Sunday, July 24, 2011

The Cost of College: Dollars and Sense

While I was spending some quality time in the airport last week I read a set of interesting articles about whether a college education is worth it. In the anti-college corner there is this article from the Huffington Post, and in the pro-college corner this article from the New York Times, both of which I found from this rather uninspiring TIME article. Whew, now that I've linked them here I can close three tabs and tidy up my browser a bit!

The first thing that occurs to be about these articles is that all of them, whether they are arguing for or against college, argue using projected earnings/debt and other economic factors. This leads to two related but distinct questions, how do we measure worth or value and what is the purpose of college?
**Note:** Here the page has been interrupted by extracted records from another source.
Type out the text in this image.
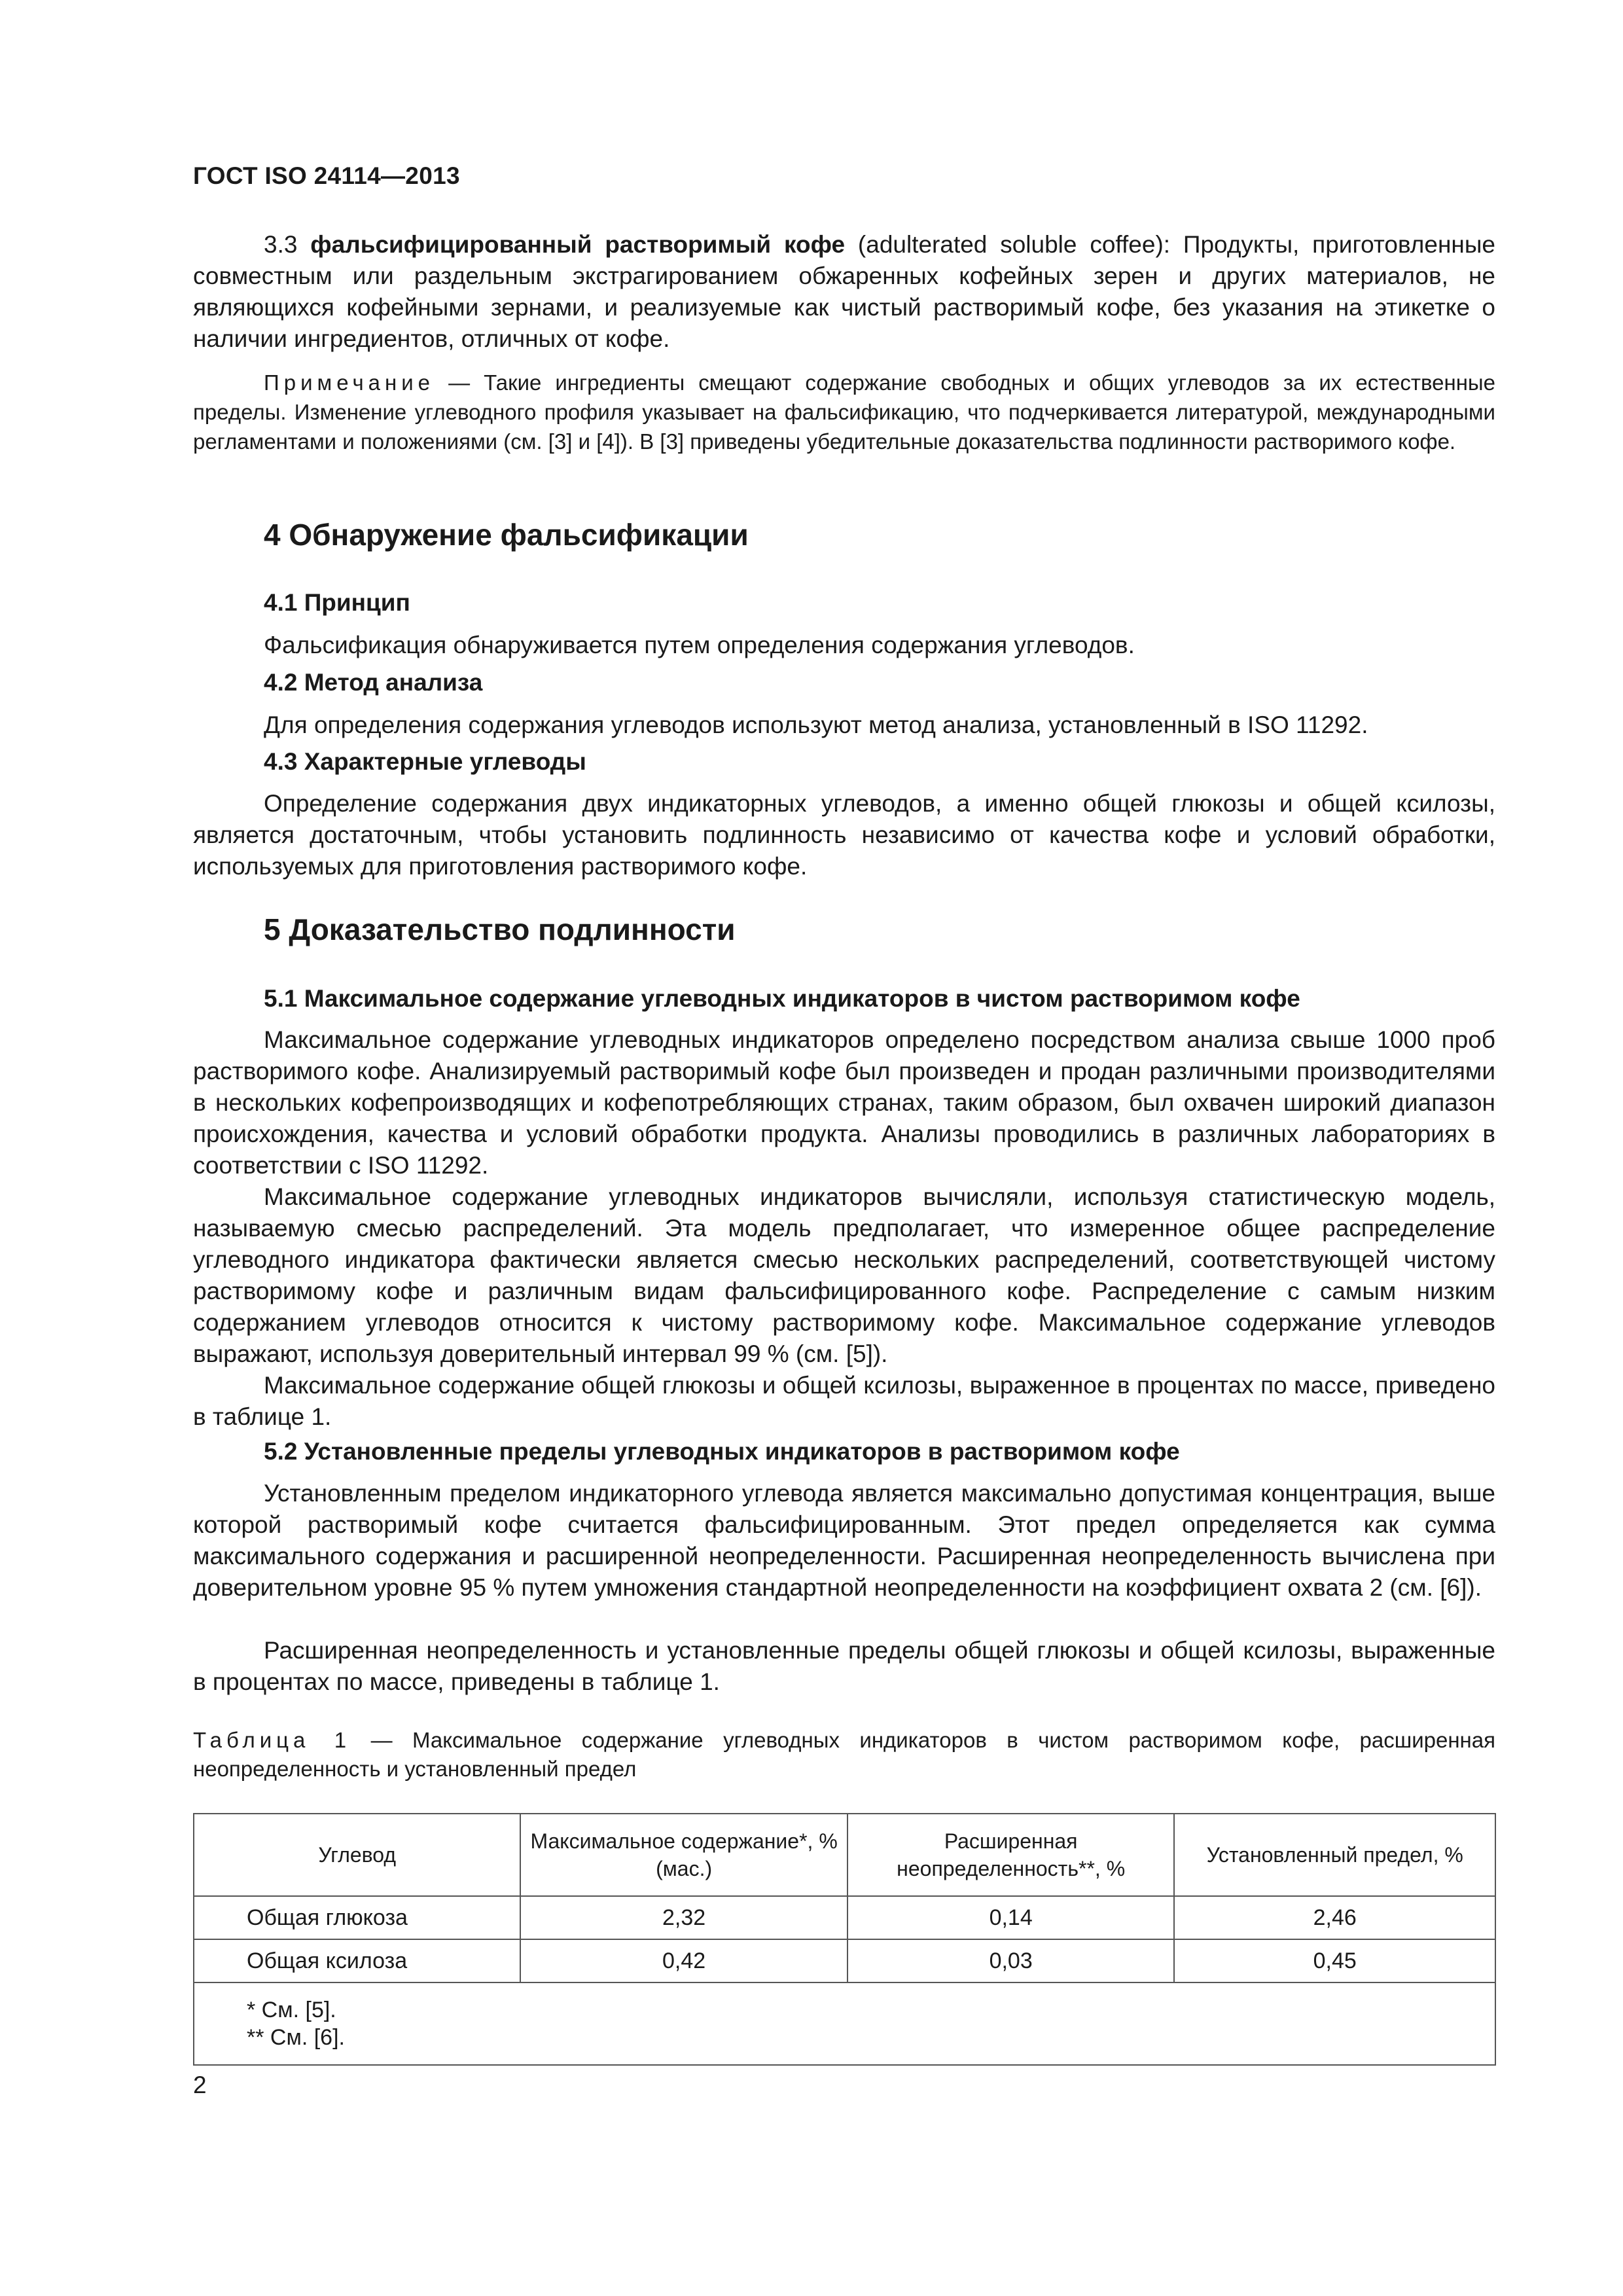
ГОСТ ISO 24114—2013

3.3 фальсифицированный растворимый кофе (adulterated soluble coffee): Продукты, приготовленные совместным или раздельным экстрагированием обжаренных кофейных зерен и других материалов, не являющихся кофейными зернами, и реализуемые как чистый растворимый кофе, без указания на этикетке о наличии ингредиентов, отличных от кофе.

Примечание — Такие ингредиенты смещают содержание свободных и общих углеводов за их естественные пределы. Изменение углеводного профиля указывает на фальсификацию, что подчеркивается литературой, международными регламентами и положениями (см. [3] и [4]). В [3] приведены убедительные доказательства подлинности растворимого кофе.

4 Обнаружение фальсификации
4.1 Принцип

Фальсификация обнаруживается путем определения содержания углеводов.

4.2 Метод анализа

Для определения содержания углеводов используют метод анализа, установленный в ISO 11292.

4.3 Характерные углеводы

Определение содержания двух индикаторных углеводов, а именно общей глюкозы и общей ксилозы, является достаточным, чтобы установить подлинность независимо от качества кофе и условий обработки, используемых для приготовления растворимого кофе.

5 Доказательство подлинности
5.1 Максимальное содержание углеводных индикаторов в чистом растворимом кофе

Максимальное содержание углеводных индикаторов определено посредством анализа свыше 1000 проб растворимого кофе. Анализируемый растворимый кофе был произведен и продан различными производителями в нескольких кофепроизводящих и кофепотребляющих странах, таким образом, был охвачен широкий диапазон происхождения, качества и условий обработки продукта. Анализы проводились в различных лабораториях в соответствии с ISO 11292.

Максимальное содержание углеводных индикаторов вычисляли, используя статистическую модель, называемую смесью распределений. Эта модель предполагает, что измеренное общее распределение углеводного индикатора фактически является смесью нескольких распределений, соответствующей чистому растворимому кофе и различным видам фальсифицированного кофе. Распределение с самым низким содержанием углеводов относится к чистому растворимому кофе. Максимальное содержание углеводов выражают, используя доверительный интервал 99 % (см. [5]).

Максимальное содержание общей глюкозы и общей ксилозы, выраженное в процентах по массе, приведено в таблице 1.

5.2 Установленные пределы углеводных индикаторов в растворимом кофе

Установленным пределом индикаторного углевода является максимально допустимая концентрация, выше которой растворимый кофе считается фальсифицированным. Этот предел определяется как сумма максимального содержания и расширенной неопределенности. Расширенная неопределенность вычислена при доверительном уровне 95 % путем умножения стандартной неопределенности на коэффициент охвата 2 (см. [6]).

Расширенная неопределенность и установленные пределы общей глюкозы и общей ксилозы, выраженные в процентах по массе, приведены в таблице 1.

Таблица 1 — Максимальное содержание углеводных индикаторов в чистом растворимом кофе, расширенная неопределенность и установленный предел

Углевод	Максимальное содержание*, % (мас.)	Расширенная неопределенность**, %	Установленный предел, %
Общая глюкоза	2,32	0,14	2,46
Общая ксилоза	0,42	0,03	0,45

* См. [5].
** См. [6].			
2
I intend to address each of these in turn, and although I wanted to make this post about education I think I shall begin with the former, as it will provide us with a philosophical context from which to approach the latter.

So, how do we measure worth or value? Borrowing heavily from the ideas of Marx, put forward in the first volume of Capital, there are two different types of value. "Use value," is the purpose for which we use something. For example, the use value of your hiking boots may be that they keep your socks relatively clean and dry, provide good traction, and don't give you too many blisters. To REI the use value of those exact same boots may have been that they can be exchanged for money. If they were a gift from a friend, the use value of the boots to that friend may simply be the smile on your face when you open them. Use value, it's the practical reason for you to have something.
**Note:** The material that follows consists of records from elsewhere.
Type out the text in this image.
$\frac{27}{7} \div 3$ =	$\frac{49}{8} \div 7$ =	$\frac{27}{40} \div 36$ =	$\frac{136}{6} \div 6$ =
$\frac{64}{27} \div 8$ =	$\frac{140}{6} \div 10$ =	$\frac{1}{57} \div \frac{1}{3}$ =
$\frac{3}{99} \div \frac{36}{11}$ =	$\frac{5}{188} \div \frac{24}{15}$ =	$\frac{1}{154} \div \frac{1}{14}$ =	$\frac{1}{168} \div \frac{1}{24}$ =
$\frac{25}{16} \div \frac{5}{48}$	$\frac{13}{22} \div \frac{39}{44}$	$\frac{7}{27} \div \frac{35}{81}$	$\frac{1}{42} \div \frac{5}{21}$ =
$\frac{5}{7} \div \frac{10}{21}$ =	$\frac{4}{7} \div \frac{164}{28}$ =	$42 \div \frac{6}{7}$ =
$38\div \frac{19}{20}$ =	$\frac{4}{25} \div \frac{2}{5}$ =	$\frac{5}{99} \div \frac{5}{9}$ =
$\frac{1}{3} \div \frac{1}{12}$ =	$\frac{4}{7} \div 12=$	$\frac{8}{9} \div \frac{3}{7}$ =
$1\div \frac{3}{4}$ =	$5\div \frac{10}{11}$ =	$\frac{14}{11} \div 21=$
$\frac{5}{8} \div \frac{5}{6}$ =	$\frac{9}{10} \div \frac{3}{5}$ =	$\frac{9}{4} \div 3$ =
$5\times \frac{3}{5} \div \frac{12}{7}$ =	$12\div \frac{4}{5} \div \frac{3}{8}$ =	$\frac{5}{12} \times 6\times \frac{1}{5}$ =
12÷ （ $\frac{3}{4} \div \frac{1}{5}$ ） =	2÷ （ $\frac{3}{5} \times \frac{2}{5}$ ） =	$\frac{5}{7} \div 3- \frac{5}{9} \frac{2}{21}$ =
Contrasting with this there is the idea of "exchange value." Exchange value attempts to capture the relationships between different goods or services. For example, we might say the boots are worth a guitar, two Avril Lavigne CD's, or $34.50. Note that this says nothing specific about the use value of the boots, we don't expect you to strap the CD's to your feet and hike about in them. It is intended to capture something about preference, people would rather have hiking boots than one CD, but would rather have three CD's than the boots, and consider the boots and the CD's about equally desirable. For convenience, economists like to express exchange value solely in terms of dollars these days, which makes a certain amount of sense, on the assumption that everything is interchangeable, since we can always convert the value of something into dollars.
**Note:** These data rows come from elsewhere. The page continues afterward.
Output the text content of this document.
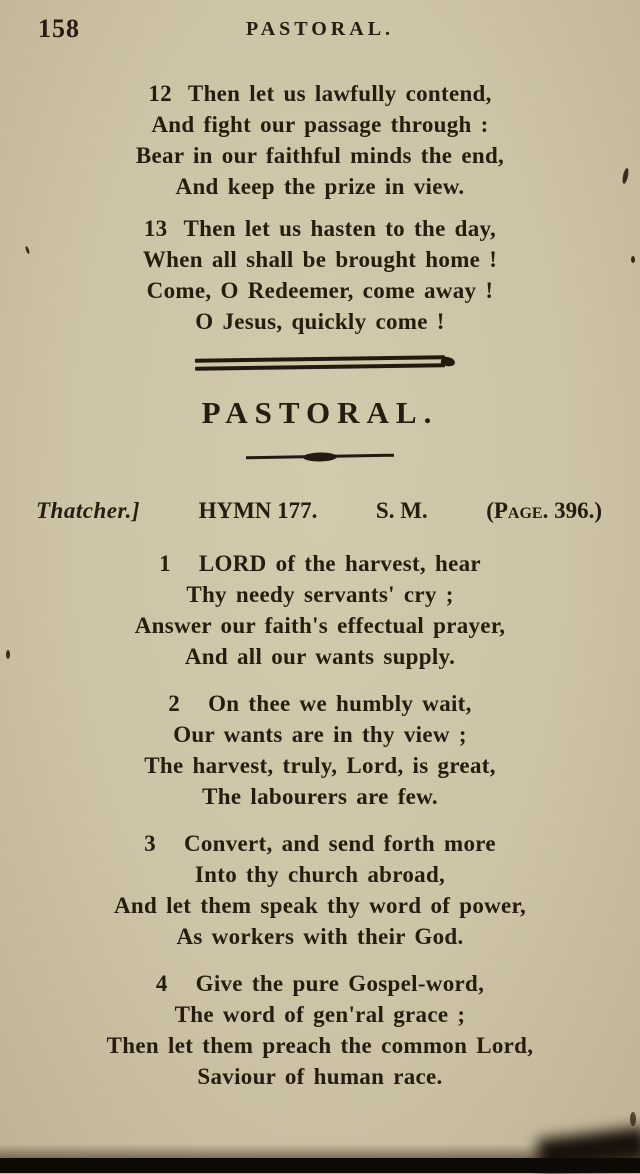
158	PASTORAL.
12 Then let us lawfully contend,
And fight our passage through :
Bear in our faithful minds the end,
And keep the prize in view.
13 Then let us hasten to the day,
When all shall be brought home !
Come, O Redeemer, come away !
O Jesus, quickly come !
PASTORAL.
Thatcher.]	HYMN 177.	S. M.	(Page. 396.)
1 LORD of the harvest, hear
Thy needy servants' cry ;
Answer our faith's effectual prayer,
And all our wants supply.
2 On thee we humbly wait,
Our wants are in thy view ;
The harvest, truly, Lord, is great,
The labourers are few.
3 Convert, and send forth more
Into thy church abroad,
And let them speak thy word of power,
As workers with their God.
4 Give the pure Gospel-word,
The word of gen'ral grace ;
Then let them preach the common Lord,
Saviour of human race.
At this point the mathematician in you should be wondering if you are comfortable with the assumption that everything is interchangeable. However, let us continue to hold that assumption for the nonce. Even then, just because everything can be expressed in terms of dollars does not imply that we can simply consider the dollar values involved. Calculating the expected earning of someone who does not attend college and comparing it to the expected earning of a college graduate having subtracted the interest earned over a lifetime for the money that one spends on college might not fully capture the worth of college. One might imagine that the education obtained at college would have some value to the person earning it independent of future earning value, but that is a topic for another post. Under the interchangeability assumption, this extra value can be expressed as a dollar amount, but that dollar amount should not be ignored.

That said, how realistic is the interchangeability assumption? Could you put a dollar price on your happiness, a sibling, your right leg? In order for every value to be converted into dollars, we must be able to assign a dollar value to such things. I have a post entitled, "Women Are Worth It," in which I by no means assign a dollar amount to the value of an equitable society. It seems a little more reasonable to assume that there are some things which, although they have value, are literally priceless. Oddly enough, these priceless things may indeed have a price tag. For example, to a person dying of thirst in a desert, a bottle of water must seem of value beyond price, yet that bottle may indeed be purchased for a set amount of money in a supermarket.

So, when we next consider the value of education we must consider not only the literal dollars and cents of the matter, but also whether there is value which is not obviously measured in money or even ineffable and impossible to capture with trap shaped like a dollar sign.